8. Paul Gauguin, The Loss of Virginity (Awakening of Spring)
This painting was created in Paris in the brief period when Gauguin was interested in Symbolism. It depicts a Breton landscape with a naked young woman lying in the foreground. Behind her is a fox, which is the symbol of lust in Hindu mythology. In the background, a wedding procession in Breton costumes is approaching the nude figure. This work was produced in Paris, using Gauguin’s 20-year old mistress, Juliette Huet, whom he left pregnant with his child when he went to Tahiti.

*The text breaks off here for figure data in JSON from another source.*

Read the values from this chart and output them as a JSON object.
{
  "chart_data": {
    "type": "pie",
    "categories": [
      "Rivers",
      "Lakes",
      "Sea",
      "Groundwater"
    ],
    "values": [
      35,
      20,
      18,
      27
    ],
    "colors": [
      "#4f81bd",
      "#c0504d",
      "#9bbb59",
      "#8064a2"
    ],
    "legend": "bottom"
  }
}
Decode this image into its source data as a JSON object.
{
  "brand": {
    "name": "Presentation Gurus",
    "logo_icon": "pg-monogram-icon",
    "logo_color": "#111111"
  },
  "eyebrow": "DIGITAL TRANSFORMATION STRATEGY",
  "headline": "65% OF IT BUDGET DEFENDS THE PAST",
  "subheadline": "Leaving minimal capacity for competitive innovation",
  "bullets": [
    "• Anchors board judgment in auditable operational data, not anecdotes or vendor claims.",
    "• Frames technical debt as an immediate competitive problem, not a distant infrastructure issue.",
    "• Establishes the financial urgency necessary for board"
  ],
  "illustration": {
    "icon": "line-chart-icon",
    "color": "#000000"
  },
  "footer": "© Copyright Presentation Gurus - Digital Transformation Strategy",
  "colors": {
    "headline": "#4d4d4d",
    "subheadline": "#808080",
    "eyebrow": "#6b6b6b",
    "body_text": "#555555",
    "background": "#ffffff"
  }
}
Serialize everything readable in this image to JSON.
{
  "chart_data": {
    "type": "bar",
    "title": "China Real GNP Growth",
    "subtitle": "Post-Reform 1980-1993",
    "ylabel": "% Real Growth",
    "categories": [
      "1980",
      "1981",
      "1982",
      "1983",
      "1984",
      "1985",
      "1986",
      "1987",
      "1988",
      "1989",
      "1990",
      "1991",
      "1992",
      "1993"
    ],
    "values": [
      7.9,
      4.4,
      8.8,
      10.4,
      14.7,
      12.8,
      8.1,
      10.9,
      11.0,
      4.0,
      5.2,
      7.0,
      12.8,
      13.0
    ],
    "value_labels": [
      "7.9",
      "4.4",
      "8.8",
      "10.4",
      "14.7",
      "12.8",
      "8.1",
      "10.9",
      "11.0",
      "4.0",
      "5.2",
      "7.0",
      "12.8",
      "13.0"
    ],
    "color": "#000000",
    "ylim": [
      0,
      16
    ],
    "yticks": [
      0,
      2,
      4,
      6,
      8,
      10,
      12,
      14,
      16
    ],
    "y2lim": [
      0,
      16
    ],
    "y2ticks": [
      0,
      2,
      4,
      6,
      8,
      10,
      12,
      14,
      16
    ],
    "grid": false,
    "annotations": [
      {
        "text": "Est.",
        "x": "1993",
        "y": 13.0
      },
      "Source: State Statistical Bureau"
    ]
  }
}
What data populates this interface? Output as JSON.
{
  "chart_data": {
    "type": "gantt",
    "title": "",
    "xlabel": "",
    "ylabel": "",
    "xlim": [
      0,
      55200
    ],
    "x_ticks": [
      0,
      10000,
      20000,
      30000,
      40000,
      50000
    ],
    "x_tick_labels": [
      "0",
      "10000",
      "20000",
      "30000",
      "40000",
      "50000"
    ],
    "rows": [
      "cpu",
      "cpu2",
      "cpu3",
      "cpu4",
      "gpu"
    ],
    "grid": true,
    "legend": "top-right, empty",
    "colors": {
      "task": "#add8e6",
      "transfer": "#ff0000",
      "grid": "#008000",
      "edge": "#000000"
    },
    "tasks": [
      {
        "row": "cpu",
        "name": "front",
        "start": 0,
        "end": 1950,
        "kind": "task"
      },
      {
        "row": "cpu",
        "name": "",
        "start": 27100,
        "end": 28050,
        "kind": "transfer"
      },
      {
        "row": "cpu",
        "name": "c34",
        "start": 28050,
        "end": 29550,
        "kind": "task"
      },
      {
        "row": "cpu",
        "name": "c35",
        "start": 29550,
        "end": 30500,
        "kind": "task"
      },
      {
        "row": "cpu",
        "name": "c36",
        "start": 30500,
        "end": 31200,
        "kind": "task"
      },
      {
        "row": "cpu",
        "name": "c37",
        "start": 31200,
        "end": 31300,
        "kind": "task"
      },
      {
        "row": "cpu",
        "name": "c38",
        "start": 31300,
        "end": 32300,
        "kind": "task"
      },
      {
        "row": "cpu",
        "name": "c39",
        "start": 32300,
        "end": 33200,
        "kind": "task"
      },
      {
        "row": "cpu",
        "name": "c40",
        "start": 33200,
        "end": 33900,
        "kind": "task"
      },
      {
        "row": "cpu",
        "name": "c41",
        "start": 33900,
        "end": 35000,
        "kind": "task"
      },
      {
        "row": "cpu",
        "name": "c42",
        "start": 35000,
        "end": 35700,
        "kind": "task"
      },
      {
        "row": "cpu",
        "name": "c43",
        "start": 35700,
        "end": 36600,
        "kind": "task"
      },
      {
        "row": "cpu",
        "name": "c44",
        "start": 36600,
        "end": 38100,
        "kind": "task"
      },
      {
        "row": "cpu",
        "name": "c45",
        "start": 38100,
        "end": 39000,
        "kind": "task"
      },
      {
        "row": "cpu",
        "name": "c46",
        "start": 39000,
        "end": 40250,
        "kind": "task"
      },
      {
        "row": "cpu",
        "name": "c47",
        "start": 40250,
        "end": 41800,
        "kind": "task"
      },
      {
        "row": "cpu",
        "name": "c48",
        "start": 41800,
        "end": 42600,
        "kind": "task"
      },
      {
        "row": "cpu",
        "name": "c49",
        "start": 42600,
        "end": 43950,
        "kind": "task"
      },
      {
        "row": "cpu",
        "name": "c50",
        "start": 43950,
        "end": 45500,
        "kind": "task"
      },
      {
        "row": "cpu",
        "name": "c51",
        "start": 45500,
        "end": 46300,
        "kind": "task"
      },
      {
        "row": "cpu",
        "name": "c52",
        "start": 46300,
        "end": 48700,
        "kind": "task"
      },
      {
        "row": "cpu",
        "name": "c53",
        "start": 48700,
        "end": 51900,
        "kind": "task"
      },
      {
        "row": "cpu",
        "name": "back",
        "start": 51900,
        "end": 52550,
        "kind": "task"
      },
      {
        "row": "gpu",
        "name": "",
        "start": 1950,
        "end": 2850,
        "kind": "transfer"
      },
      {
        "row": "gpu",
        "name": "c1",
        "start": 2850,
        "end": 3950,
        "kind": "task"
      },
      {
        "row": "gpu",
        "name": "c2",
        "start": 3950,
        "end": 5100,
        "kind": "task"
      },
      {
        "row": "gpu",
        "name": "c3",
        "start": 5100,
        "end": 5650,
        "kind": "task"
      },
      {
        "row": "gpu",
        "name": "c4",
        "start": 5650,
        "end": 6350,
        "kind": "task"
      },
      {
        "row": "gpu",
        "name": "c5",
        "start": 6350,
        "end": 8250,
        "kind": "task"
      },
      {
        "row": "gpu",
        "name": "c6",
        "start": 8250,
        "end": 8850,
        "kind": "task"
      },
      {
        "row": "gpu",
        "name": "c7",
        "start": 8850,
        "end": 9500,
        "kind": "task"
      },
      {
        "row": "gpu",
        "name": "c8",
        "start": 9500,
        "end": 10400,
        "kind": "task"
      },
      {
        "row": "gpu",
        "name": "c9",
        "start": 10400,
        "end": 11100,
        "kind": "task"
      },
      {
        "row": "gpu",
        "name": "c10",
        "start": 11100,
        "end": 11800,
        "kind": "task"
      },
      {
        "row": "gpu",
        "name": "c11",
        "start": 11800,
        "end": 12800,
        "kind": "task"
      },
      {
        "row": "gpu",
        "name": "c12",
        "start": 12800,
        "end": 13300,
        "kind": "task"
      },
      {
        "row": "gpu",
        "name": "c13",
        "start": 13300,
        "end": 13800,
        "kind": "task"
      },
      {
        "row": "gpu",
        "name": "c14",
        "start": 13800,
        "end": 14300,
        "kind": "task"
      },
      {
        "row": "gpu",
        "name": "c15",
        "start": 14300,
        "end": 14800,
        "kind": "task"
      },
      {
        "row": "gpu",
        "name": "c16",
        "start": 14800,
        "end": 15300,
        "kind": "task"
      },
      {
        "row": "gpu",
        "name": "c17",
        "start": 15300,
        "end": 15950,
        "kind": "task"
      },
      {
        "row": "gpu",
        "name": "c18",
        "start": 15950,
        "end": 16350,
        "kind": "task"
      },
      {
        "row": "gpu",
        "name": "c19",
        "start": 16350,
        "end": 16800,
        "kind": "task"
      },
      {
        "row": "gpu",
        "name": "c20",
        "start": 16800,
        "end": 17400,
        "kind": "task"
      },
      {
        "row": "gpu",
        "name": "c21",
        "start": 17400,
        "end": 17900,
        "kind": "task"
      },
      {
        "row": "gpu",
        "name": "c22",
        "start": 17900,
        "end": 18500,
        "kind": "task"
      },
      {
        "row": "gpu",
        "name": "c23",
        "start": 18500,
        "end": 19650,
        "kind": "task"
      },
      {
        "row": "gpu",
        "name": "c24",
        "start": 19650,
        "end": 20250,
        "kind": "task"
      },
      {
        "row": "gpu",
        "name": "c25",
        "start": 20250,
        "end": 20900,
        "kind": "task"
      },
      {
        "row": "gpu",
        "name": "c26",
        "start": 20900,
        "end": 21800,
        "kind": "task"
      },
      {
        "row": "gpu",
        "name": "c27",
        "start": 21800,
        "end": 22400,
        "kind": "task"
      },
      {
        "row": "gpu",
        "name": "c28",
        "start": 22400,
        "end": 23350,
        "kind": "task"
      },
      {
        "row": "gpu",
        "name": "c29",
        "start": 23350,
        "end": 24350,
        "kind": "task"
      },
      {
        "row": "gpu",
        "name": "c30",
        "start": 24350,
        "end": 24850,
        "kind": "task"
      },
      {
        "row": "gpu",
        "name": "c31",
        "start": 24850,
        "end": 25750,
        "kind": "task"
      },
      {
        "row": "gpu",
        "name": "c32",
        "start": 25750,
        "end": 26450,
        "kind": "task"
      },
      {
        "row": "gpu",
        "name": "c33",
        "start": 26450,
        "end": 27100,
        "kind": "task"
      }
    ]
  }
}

9. John William Waterhouse, A Song of Springtime
John William Waterhouse was an English painter known for working first in the Academic style and then for embracing the Pre-Raphaelite Brotherhood’s style and subject matter. His artworks were known for their depictions of women from both ancient Greek mythology and Arthurian legend.
10. Walter Crane, The Fate of Persephone
And now we come back to Persephone. This is one of Crane’s largest and most important paintings. Hades and his black horses have just emerged from a volcanic fissure in the earth in Enna, surprising the goddess as she stoops to pluck the fateful narcissus. Her three frightened maiden attendants, like the fates, witness the scene, but are divided from Persephone by the crack in the earth. The foreground is covered with flowers, chiefly narcissus and anemones; and a mountainous country sloping to the dark horizon of the sea with blossoming orchards and the walls and towers of a city with a peak in eruption beyond form the landscape background. A pomegranate tree blossoming in the foreground foreshadows the legend of Persephone and the promise of her return to earth. A tiny figure on the mountain seen in the distance was meant to indicate the sorrow of Demeter.